T-Distribution - Examples

### Question 1 It is known that the number of oranges on the trees in Orchard A is normally distributed with a mean of 100 (standard deviation unknown). Following the use of new fertilizer, the claim was made that the number of oranges on the trees increased. To test the claim, a sample of nine trees was conducted. The number of oranges on the sample trees was as follows: 110, 108, 115, 109, 105, 117, 111, 110, 108. The claim must be tested at a significance level of 5%. #### Solution steps 1. Define the null hypothesis – the fertilizer is ineffective (the mean is 100).
2. Defining the alternative hypothesis – the garbage is effective (expectancy greater than 100).
3. The significance level is 5%, the number of degrees of freedom is 8. The corresponding value from the t-table is 1.86.
4. The sample mean is 110 oranges.
5. The standard error of the baseline variable, ( T_1 ), is 3.5 oranges.
6. The standard error of the mean variable, ( T_9 ), is 1.167 oranges ([3 .5=””] ).
7. The red line will be set at a value of 102.17 oranges ((102.17=1.167times1.86+100)).
8. The statistical conclusion is that the counter-hypothesis is accepted (the garbage is effective), because the mean is in the abnormal range. — ### Question 2 From previous studies it is known that the number of kernels in a hotel is normally distributed with a mean of 200 (standard deviation unknown). A researcher claims that due to global warming, this number has changed and is no longer 200. To do this, he conducted a sample of 36 melons and counted the number of kernels in each hotel. He calculated the mean and found that it was 210. After finding the mean, he calculated the estimated standard deviation (which is the standard error) of the base variable and found that it was 54 kernels. According to the sample results, is the researcher’s claim correct at a significance level of 5%? #### Solution steps 1. Define the null hypothesis – warming does not affect the number of kernels (the mean is 200).
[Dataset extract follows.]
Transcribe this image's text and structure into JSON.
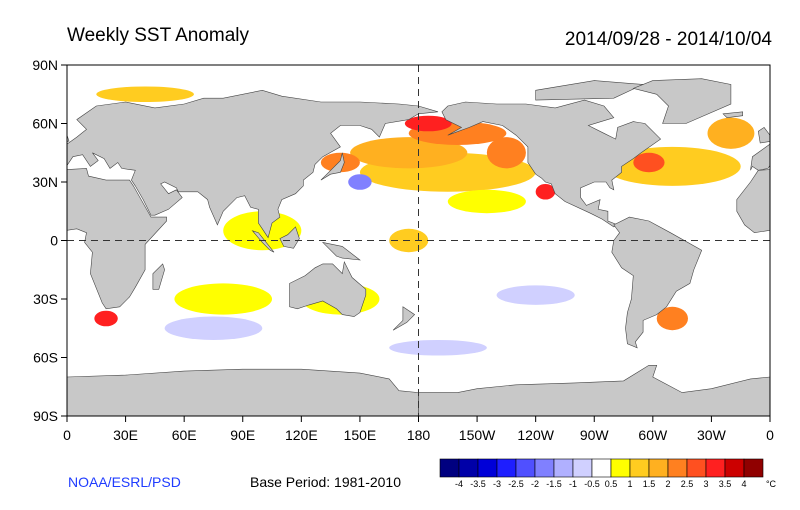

2. Defining the counter-hypothesis – warming affects the number of nuclei (expectancy different from 200).
3. The significance level is 5%, the number of degrees of freedom is 35.

The value corresponding to 30 degrees of freedom is 2.042.
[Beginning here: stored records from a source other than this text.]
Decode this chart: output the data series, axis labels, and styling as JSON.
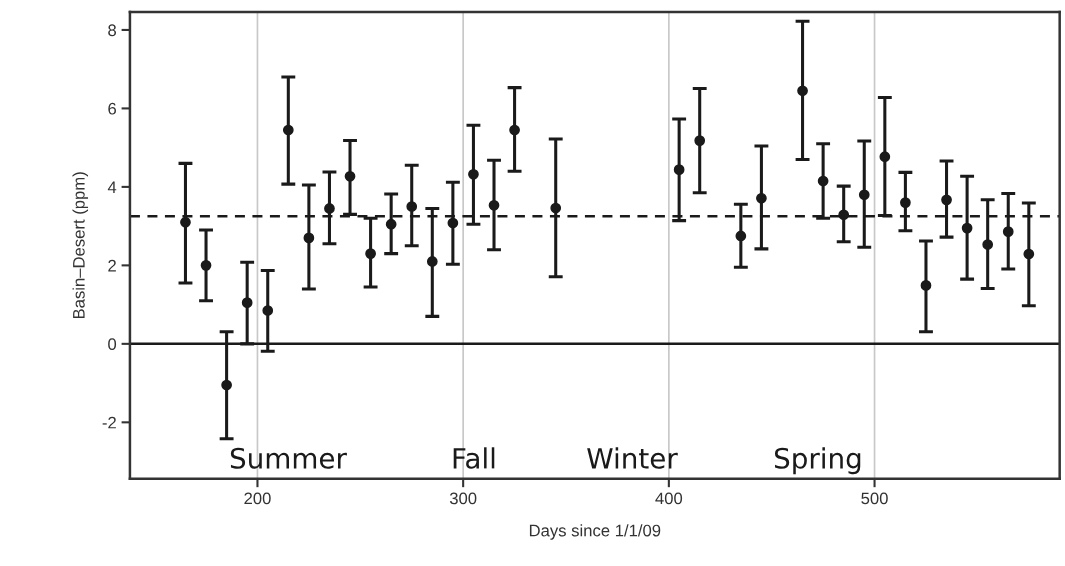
{
  "chart_data": {
    "type": "scatter",
    "xlabel": "Days since 1/1/09",
    "ylabel": "Basin–Desert (ppm)",
    "x": [
      165,
      175,
      185,
      195,
      205,
      215,
      225,
      235,
      245,
      255,
      265,
      275,
      285,
      295,
      305,
      315,
      325,
      345,
      405,
      415,
      435,
      445,
      465,
      475,
      485,
      495,
      505,
      515,
      525,
      535,
      545,
      555,
      565,
      575
    ],
    "values": [
      3.1,
      2.0,
      -1.05,
      1.05,
      0.85,
      5.45,
      2.7,
      3.45,
      4.27,
      2.3,
      3.05,
      3.5,
      2.1,
      3.08,
      4.32,
      3.53,
      5.45,
      3.46,
      4.44,
      5.18,
      2.75,
      3.71,
      6.45,
      4.15,
      3.29,
      3.8,
      4.77,
      3.6,
      1.49,
      3.67,
      2.95,
      2.53,
      2.86,
      2.29
    ],
    "errors": [
      [
        1.55,
        4.6
      ],
      [
        1.1,
        2.9
      ],
      [
        -2.42,
        0.31
      ],
      [
        0.0,
        2.08
      ],
      [
        -0.19,
        1.87
      ],
      [
        4.07,
        6.8
      ],
      [
        1.4,
        4.05
      ],
      [
        2.55,
        4.38
      ],
      [
        3.3,
        5.18
      ],
      [
        1.45,
        3.2
      ],
      [
        2.3,
        3.82
      ],
      [
        2.5,
        4.55
      ],
      [
        0.7,
        3.45
      ],
      [
        2.03,
        4.12
      ],
      [
        3.05,
        5.57
      ],
      [
        2.4,
        4.68
      ],
      [
        4.4,
        6.53
      ],
      [
        1.71,
        5.22
      ],
      [
        3.14,
        5.73
      ],
      [
        3.85,
        6.51
      ],
      [
        1.95,
        3.56
      ],
      [
        2.42,
        5.04
      ],
      [
        4.7,
        8.22
      ],
      [
        3.2,
        5.1
      ],
      [
        2.6,
        4.02
      ],
      [
        2.46,
        5.17
      ],
      [
        3.27,
        6.28
      ],
      [
        2.88,
        4.37
      ],
      [
        0.31,
        2.62
      ],
      [
        2.72,
        4.66
      ],
      [
        1.65,
        4.27
      ],
      [
        1.41,
        3.67
      ],
      [
        1.91,
        3.83
      ],
      [
        0.97,
        3.59
      ]
    ],
    "color": "#1a1a1a",
    "marker": "circle",
    "xlim": [
      138,
      590
    ],
    "ylim": [
      -3.44,
      8.46
    ],
    "xticks": [
      200,
      300,
      400,
      500
    ],
    "yticks": [
      -2,
      0,
      2,
      4,
      6,
      8
    ],
    "grid": "x",
    "legend": false,
    "ref_lines": [
      {
        "axis": "y",
        "value": 0,
        "line_style": "solid",
        "color": "#1a1a1a"
      },
      {
        "axis": "y",
        "value": 3.25,
        "line_style": "dashed",
        "color": "#1a1a1a"
      }
    ],
    "annotations": [
      "Summer",
      "Fall",
      "Winter",
      "Spring"
    ]
  }
}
4. The sample average is 210 kernels.
5. The standard error of the base variable, ( T_1 ), is 54 kernels.
6. Standard error of the mean variable, ( T_{36} ), is 9 nuclei ([54/sqrt{36}=9] ).
7. The red lines will be set at the following values:
– ( 218.38=2.042 times 9+200 )
– ( 181.62=2.042times9-200 )
8. The statistical conclusion is that the null hypothesis is accepted (the number of nuclei did not change due to warming), because the average is within the reasonable range. — ### Question 3 It is known that the temperature in Tel Aviv on a summer day (from the beginning of June to the end of September) is normally distributed. A meteorologist measured the temperature on 9 days in the summer and obtained the following sample: 26, 30, 32, 27, 30, 28, 35, 29, 33. Find the confidence interval for the temperature expectation at a confidence level of 95%. #### Solution steps 1. The sample mean is 30 degrees.
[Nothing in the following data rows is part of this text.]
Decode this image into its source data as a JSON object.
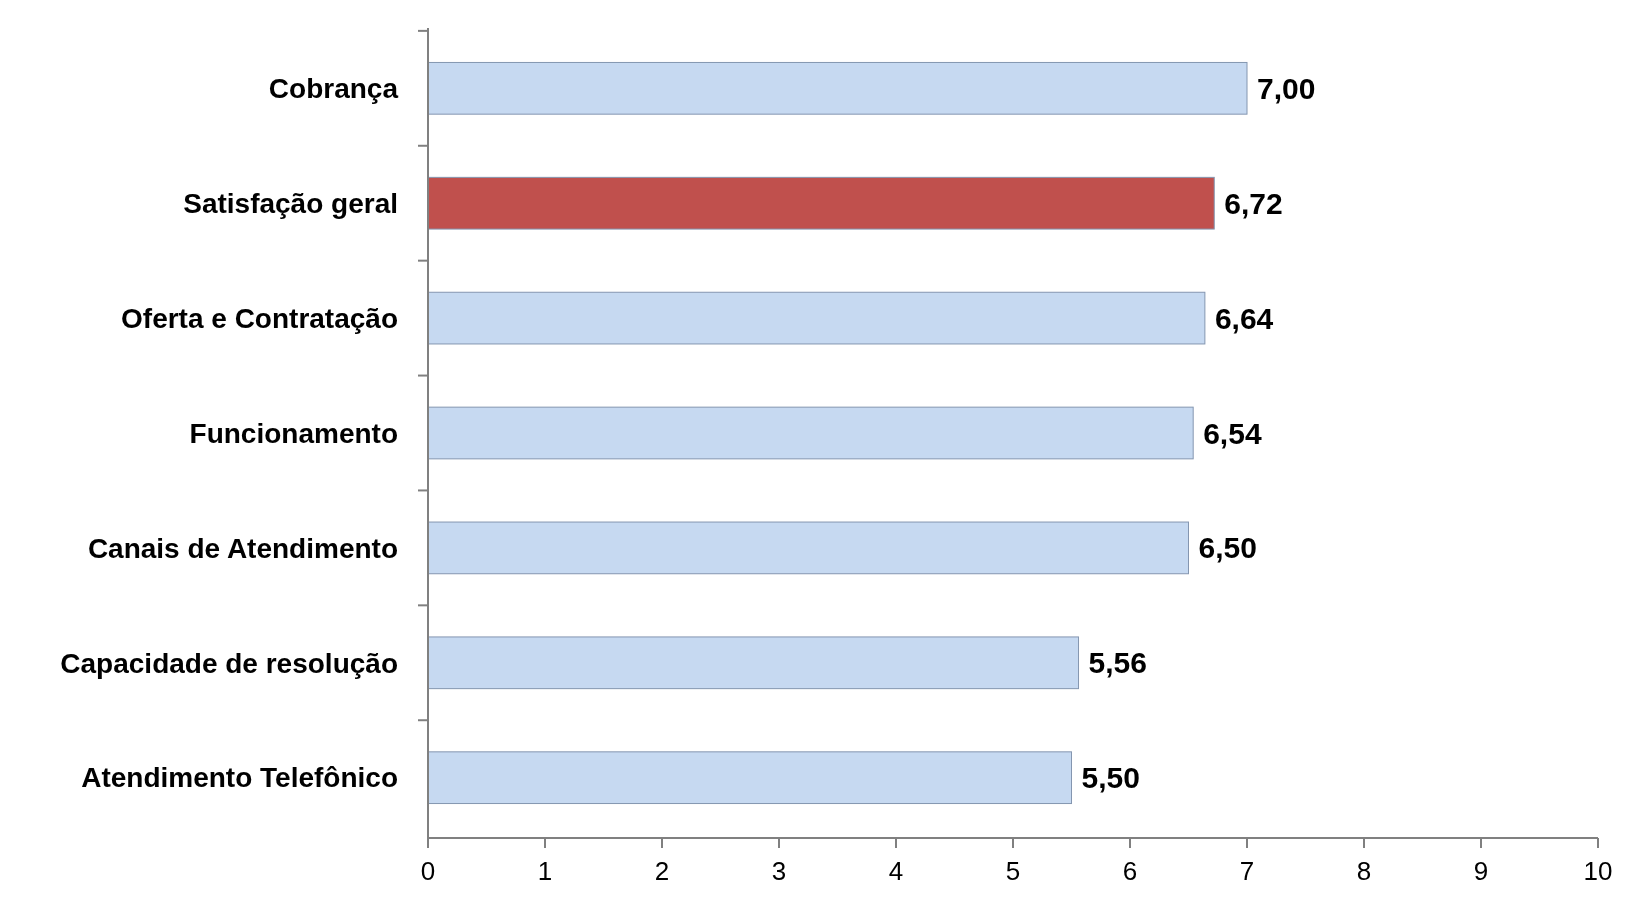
{
  "chart_data": {
    "type": "bar",
    "orientation": "horizontal",
    "categories": [
      "Cobrança",
      "Satisfação geral",
      "Oferta e Contratação",
      "Funcionamento",
      "Canais de Atendimento",
      "Capacidade de resolução",
      "Atendimento Telefônico"
    ],
    "values": [
      7.0,
      6.72,
      6.64,
      6.54,
      6.5,
      5.56,
      5.5
    ],
    "value_labels": [
      "7,00",
      "6,72",
      "6,64",
      "6,54",
      "6,50",
      "5,56",
      "5,50"
    ],
    "colors": [
      "#c6d9f1",
      "#c0504d",
      "#c6d9f1",
      "#c6d9f1",
      "#c6d9f1",
      "#c6d9f1",
      "#c6d9f1"
    ],
    "xlim": [
      0,
      10
    ],
    "xticks": [
      0,
      1,
      2,
      3,
      4,
      5,
      6,
      7,
      8,
      9,
      10
    ]
  }
}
2. The confidence level is 95%, the number of degrees of freedom is 8. The corresponding value from the t-table is 2.306.
3. The standard error of the base variable, ( T_1 ), is 2.915 degrees.
4. The standard error of the mean variable, ( T_9 ), is 0.972 degrees.
5. The upper limit of the confidence interval is (32.24=0.972times2.306+30).
6. The lower bound of the confidence interval is ( 27.76=0.972times2.306-30 ). — ### Question 4 Loulan wants to find the mean of the weight of the eggs laid by the hens in his coop. It is known that their weight is normally distributed. Since Loulan knows that he will not be able to find the exact mean, he is satisfied with finding a confidence interval for the mean at a confidence level of 90%. To do this, Loulan conducted a sample in which 16 eggs were weighed. The results (in grams) were as follows: 120, 150, 132, 139, 155, 141, 132, 127, 142, 140, 151, 136, 136, 144, 138, 141. #### Steps to the solution 1. The sample mean is 139 grams.
2. The confidence level is 90%, the number of degrees of freedom is 15.

The value corresponding to 13 degrees of freedom is 1.771.
3. The standard error of the base variable, ( B_1 ), is 8.892 grams.
4. Standard error of the mean variable, ( B_{16} ), is 2.223 grams.
5. The upper limit of the confidence interval is (142.9=2.223times1.771+139).
6. The lower limit of the confidence interval is (135.1=2.223times1.771-139).